Using generative AI in the clinic poses a host of different risks, according to keynote speaker David Blumenthal, professor of the practice of public health and health policy at Harvard Chan School. The models may respond incorrectly to questions, change answers when asked the same question at different times, or provide results that are biased against underrepresented patient groups.

Some government regulations for the responsible use of AI have been recently implemented. A U.S. presidential executive order announced in 2023 contained a range of provisions, like directing federal agencies to develop standards for AI safety, fraud protection, and data privacy. The European Union (EU) AI Act, which went into effect August 2024, bans high-risk AI uses, such as manipulating people to change their behavior, and requires generative AI developers to provide comprehensive technical documentation.
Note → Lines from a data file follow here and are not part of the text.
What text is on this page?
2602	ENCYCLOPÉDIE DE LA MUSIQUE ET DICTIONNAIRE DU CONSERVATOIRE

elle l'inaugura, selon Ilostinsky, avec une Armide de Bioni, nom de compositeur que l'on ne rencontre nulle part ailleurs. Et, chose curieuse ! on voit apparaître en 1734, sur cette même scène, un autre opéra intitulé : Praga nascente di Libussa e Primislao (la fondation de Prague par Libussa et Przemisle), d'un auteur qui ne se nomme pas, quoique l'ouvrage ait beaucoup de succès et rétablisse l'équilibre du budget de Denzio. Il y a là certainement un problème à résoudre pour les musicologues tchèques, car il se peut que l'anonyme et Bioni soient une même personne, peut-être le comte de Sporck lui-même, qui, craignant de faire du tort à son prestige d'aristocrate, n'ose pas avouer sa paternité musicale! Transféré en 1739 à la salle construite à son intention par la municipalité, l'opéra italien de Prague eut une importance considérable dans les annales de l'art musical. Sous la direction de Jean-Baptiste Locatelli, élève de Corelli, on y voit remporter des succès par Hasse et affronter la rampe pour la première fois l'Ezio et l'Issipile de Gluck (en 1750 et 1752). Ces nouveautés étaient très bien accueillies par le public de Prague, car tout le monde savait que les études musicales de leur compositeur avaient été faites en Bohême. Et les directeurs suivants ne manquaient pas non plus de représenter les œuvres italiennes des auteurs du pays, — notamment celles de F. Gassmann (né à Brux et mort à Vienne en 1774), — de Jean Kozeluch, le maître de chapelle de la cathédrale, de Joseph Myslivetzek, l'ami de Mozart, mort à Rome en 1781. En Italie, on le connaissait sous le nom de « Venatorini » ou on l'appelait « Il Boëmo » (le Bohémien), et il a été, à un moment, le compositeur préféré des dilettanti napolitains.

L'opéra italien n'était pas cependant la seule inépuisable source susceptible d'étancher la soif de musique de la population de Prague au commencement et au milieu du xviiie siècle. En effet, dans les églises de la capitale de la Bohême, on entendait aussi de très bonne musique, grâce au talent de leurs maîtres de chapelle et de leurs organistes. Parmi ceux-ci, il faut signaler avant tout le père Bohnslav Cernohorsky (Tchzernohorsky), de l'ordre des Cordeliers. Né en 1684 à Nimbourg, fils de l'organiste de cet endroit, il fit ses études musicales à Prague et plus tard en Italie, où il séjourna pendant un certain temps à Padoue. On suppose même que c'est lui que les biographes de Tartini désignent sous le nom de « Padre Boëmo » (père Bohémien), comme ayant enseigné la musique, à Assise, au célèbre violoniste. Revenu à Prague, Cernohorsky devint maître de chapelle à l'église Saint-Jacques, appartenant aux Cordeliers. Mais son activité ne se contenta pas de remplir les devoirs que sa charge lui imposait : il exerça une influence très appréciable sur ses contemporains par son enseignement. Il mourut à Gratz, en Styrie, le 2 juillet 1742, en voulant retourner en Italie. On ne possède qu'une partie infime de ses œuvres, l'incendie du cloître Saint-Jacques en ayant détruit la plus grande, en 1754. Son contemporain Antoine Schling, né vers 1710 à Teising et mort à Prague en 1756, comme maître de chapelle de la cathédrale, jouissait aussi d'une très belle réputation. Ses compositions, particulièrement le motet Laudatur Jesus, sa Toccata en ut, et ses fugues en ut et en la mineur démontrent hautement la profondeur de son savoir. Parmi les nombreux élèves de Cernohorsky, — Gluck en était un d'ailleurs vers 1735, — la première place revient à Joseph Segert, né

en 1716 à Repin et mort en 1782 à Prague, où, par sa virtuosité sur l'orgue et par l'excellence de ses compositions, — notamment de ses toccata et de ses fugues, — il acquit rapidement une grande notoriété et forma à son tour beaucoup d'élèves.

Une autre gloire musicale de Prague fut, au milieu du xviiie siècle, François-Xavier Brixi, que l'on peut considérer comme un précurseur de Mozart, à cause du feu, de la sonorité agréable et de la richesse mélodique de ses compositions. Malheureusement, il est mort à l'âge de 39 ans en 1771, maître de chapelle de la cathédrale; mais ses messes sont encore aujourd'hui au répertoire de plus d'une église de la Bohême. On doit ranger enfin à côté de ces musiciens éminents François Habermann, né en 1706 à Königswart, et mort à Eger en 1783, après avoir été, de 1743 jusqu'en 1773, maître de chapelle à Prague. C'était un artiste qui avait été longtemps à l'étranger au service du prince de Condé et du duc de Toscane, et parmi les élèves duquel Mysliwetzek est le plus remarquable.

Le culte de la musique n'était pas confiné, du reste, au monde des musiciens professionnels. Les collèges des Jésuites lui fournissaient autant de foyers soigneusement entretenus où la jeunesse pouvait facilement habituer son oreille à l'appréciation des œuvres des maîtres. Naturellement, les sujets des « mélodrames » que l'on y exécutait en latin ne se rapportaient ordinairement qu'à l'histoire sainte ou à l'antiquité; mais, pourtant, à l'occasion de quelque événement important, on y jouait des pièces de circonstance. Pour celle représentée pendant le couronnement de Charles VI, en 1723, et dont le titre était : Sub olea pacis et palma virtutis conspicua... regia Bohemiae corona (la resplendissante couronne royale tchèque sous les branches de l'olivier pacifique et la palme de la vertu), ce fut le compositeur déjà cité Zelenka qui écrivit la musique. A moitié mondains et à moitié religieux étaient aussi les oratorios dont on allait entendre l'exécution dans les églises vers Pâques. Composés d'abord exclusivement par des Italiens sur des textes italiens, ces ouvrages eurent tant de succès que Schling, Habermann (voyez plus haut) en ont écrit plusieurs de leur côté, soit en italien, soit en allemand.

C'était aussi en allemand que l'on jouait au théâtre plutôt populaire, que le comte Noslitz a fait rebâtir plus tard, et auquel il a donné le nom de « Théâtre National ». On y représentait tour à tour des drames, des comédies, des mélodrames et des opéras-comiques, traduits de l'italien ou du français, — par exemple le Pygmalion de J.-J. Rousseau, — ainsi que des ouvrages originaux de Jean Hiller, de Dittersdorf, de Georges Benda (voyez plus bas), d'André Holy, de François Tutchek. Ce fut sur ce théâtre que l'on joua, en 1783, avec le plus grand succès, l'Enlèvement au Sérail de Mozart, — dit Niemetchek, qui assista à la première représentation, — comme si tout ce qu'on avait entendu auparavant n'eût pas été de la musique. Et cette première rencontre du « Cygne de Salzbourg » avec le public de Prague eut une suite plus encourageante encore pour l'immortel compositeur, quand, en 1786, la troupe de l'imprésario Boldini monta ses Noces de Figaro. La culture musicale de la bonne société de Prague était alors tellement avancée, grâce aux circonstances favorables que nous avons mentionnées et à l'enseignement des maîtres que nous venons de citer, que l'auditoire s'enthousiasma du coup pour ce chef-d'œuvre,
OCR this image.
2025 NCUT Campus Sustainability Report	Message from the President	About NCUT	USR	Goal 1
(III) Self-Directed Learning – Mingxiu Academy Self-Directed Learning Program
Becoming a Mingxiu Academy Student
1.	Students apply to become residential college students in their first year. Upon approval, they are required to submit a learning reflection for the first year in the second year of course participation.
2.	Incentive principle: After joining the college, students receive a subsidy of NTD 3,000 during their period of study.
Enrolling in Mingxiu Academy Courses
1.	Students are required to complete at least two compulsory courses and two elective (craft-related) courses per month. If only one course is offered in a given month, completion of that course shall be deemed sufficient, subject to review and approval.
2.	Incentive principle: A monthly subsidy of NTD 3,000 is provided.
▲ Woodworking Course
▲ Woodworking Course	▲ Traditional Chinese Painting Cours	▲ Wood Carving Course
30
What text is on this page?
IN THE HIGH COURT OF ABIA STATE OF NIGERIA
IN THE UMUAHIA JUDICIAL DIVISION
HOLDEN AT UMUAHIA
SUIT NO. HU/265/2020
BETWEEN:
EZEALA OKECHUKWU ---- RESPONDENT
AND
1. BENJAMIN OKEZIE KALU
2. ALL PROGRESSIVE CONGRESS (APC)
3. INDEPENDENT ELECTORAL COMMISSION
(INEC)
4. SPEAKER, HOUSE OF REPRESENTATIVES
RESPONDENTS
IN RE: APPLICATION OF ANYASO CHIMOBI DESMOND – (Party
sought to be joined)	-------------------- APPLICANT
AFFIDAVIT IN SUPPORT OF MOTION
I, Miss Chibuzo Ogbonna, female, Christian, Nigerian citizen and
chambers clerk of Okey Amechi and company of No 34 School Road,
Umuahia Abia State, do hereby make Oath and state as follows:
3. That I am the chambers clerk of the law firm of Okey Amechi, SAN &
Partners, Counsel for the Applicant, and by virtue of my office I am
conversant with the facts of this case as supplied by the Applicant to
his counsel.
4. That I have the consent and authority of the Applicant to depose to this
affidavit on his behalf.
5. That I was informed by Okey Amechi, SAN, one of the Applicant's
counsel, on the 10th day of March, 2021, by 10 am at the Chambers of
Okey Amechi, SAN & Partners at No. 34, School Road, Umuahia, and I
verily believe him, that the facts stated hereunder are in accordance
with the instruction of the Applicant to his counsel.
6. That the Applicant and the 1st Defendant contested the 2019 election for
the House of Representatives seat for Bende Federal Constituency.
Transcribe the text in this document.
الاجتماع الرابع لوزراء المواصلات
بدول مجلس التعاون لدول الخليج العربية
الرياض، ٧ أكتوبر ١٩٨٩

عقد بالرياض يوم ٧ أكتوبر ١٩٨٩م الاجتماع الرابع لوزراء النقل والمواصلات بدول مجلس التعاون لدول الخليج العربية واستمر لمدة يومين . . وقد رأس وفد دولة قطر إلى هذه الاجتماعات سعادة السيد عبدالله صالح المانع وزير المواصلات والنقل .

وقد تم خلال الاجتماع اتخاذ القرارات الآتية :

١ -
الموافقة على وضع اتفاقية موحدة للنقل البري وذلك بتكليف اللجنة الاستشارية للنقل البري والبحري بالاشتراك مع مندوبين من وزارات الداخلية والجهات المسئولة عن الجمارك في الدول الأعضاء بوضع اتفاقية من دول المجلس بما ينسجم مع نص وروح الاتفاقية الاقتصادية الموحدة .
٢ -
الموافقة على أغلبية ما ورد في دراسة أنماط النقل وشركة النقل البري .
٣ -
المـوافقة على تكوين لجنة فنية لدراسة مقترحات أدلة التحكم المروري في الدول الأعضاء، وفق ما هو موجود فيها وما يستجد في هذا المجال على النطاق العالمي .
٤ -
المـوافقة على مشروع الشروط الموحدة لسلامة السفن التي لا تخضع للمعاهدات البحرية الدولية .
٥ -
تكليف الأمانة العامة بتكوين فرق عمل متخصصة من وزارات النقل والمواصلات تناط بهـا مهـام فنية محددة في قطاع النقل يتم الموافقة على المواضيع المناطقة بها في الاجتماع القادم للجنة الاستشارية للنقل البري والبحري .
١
However, those regulations may not be sufficient, particularly for generative AI in health, Blumenthal said.

“Nobody has a clue about what to do about generative AI. The FDA doesn’t, the EU doesn’t—they grapple with it, and they kick it down the road,” he said. “In the meantime, clinicians are using it for patient care.”

Because the applications of generative AI models are so broad, assessing their performance is difficult, Blumenthal said. He proposed a new regulatory approach based on how clinicians are currently evaluated. Just as clinicians must complete certain training and pass licensing exams, the government could set similar requirements for generative AI, such as standardized training material and tests.

Another speaker—Hoda Heidari, the K&L Gates Career Development Assistant Professor in Ethics and Computational Technologies at Carnegie Mellon University—noted that for generative AI, evaluating models only based on technical accuracy is not adequate because of the open-ended and uncertain ways that clinicians might interact with them. She recommended that rather than building AI models and then figuring out how they can be applied in the clinic, clinicians should be included in the development process from the beginning. That way, researchers can determine whether the technology actually addresses a real need.

“It’s important for us to keep in mind that in practice, AI is really an immature technology,” she said. “While we have made good progress in the past couple of years to move towards a more robust and dependable system of governance, we are nowhere near that system yet.”